DDT has not been used in the United States for nearly 50 years, but researchers have now confirmed that it affects the granddaughters of women who were initially exposed during pregnancy. Scientists at UC Davis and the Public Health Institute of Oakland have tracked blood samples of over 15,000 pregnant women and their children since 1959. Through blood tests and health exams, the initial mothers, daughters, and most recently granddaughters have been monitored. Pregnant mothers were chosen for the initial sample group because DDT is most harmful during periods of high hormonal activity such as pregnancy. The mothers in the study were found to have higher rates of breast cancer, and their daughters had higher breast cancer rates, mammographic density, and obesity levels. The study concluded that the granddaughters also had higher rates of obesity, and began menstruating earlier than average. Both of these indicators are risk factors for breast cancer and heart disease later in life. Because DDT is considered a “forever chemical” that essentially never breaks down, the researchers plan to continue monitoring the health of participants and keep the study going for generations to come. 

Despite the well-established knowledge that DDT is harmful to at least three generations beyond the initial exposure, it is still used as an insecticide today. In 2001, a treaty was signed under the United Nations Environment Program that banned 12 toxic persistent organic pollutants, including DDT. The treaty included an exemption that would allow DDT to be used as an insecticide to prevent mosquitoes from transmitting malaria. The World Health Organization expressed support for this stance in 2006, saying that the benefits of malaria prevention outweighed the risks of DDT. These decisions have led to an increase in indoor DDT use over the last 15 years. Over 400,000 people died of malaria in 2019, so environmental health experts largely agree that using DDT is warranted. But, due to the health risks of DDT, using the chemical should be a last resort against malaria, and it should only be used when no other option is present. 

Currently, citizens in Ethiopia, South Africa, India, Mauritius, Myanmar, Yemen, Uganda, Mozambique, Swaziland, Zimbabwe, North Korea, Eritrea, Gambia, Namibia, and Zambia use DDT to fight malaria. Although less pesticide is used now than was sprayed across America during the 1960s, there are still serious health concerns. A synthesis study carried out by South African, Dutch, and Swedish researchers found evidence that in regions where DDT is still used, there are elevated levels of various cancers, type two diabetes, hormonal disruption, impaired neurological development, and miscarriages. The researchers suggest that to reduce the harms caused by DDT exposure, safe alternative insecticides should be developed, spraying techniques and equipment should be audited, and chemical handling facilities should be upgraded. To accomplish these goals, more research and funding will be necessary. 

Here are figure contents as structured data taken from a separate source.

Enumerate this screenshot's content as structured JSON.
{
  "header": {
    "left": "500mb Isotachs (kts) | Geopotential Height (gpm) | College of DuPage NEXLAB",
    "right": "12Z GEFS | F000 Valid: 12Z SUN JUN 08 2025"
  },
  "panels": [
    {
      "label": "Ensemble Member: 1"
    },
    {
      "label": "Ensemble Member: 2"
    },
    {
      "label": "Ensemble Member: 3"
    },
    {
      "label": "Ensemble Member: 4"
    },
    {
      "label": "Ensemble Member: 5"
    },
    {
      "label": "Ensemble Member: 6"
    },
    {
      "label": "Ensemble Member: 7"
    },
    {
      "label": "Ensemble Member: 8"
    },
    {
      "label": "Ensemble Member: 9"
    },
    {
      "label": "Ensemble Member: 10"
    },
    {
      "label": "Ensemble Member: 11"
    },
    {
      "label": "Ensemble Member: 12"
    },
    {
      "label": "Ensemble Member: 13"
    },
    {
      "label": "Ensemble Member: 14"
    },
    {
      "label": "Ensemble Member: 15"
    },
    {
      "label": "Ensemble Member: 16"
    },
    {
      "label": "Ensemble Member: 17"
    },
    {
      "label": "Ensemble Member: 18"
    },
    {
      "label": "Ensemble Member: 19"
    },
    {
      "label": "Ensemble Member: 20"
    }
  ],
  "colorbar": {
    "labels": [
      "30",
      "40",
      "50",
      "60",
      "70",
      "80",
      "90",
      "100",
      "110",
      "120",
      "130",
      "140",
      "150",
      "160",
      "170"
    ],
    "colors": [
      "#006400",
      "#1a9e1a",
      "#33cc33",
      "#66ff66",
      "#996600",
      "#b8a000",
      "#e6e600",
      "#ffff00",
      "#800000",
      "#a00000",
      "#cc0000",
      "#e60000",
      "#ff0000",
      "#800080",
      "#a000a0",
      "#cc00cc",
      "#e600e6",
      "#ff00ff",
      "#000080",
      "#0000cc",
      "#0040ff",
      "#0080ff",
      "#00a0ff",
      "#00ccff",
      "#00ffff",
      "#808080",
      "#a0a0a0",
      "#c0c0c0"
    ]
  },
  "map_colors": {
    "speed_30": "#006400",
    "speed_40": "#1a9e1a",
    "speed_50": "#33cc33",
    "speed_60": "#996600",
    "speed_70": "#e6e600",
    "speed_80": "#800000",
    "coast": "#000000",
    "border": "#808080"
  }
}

The recent approval of a malaria vaccine for children by the WHO may finally offer a viable solution to the DDT paradox. The malaria vaccine is the first ever vaccine approved for use against a parasitic disease, which is a major scientific breakthrough. Over extensive trials, the vaccine has proved to be safe, cost-effective, and it reduced deadly severe malaria by 30 percent. Since the vaccine program is still in its early stages, its true impacts have yet to be seen. However, these advancements are extremely promising, and hopefully DDT will eventually be phased out as malaria is eradicated. The DDT paradox has wreaked havoc for decades, but there is finally hope that it will come to an end.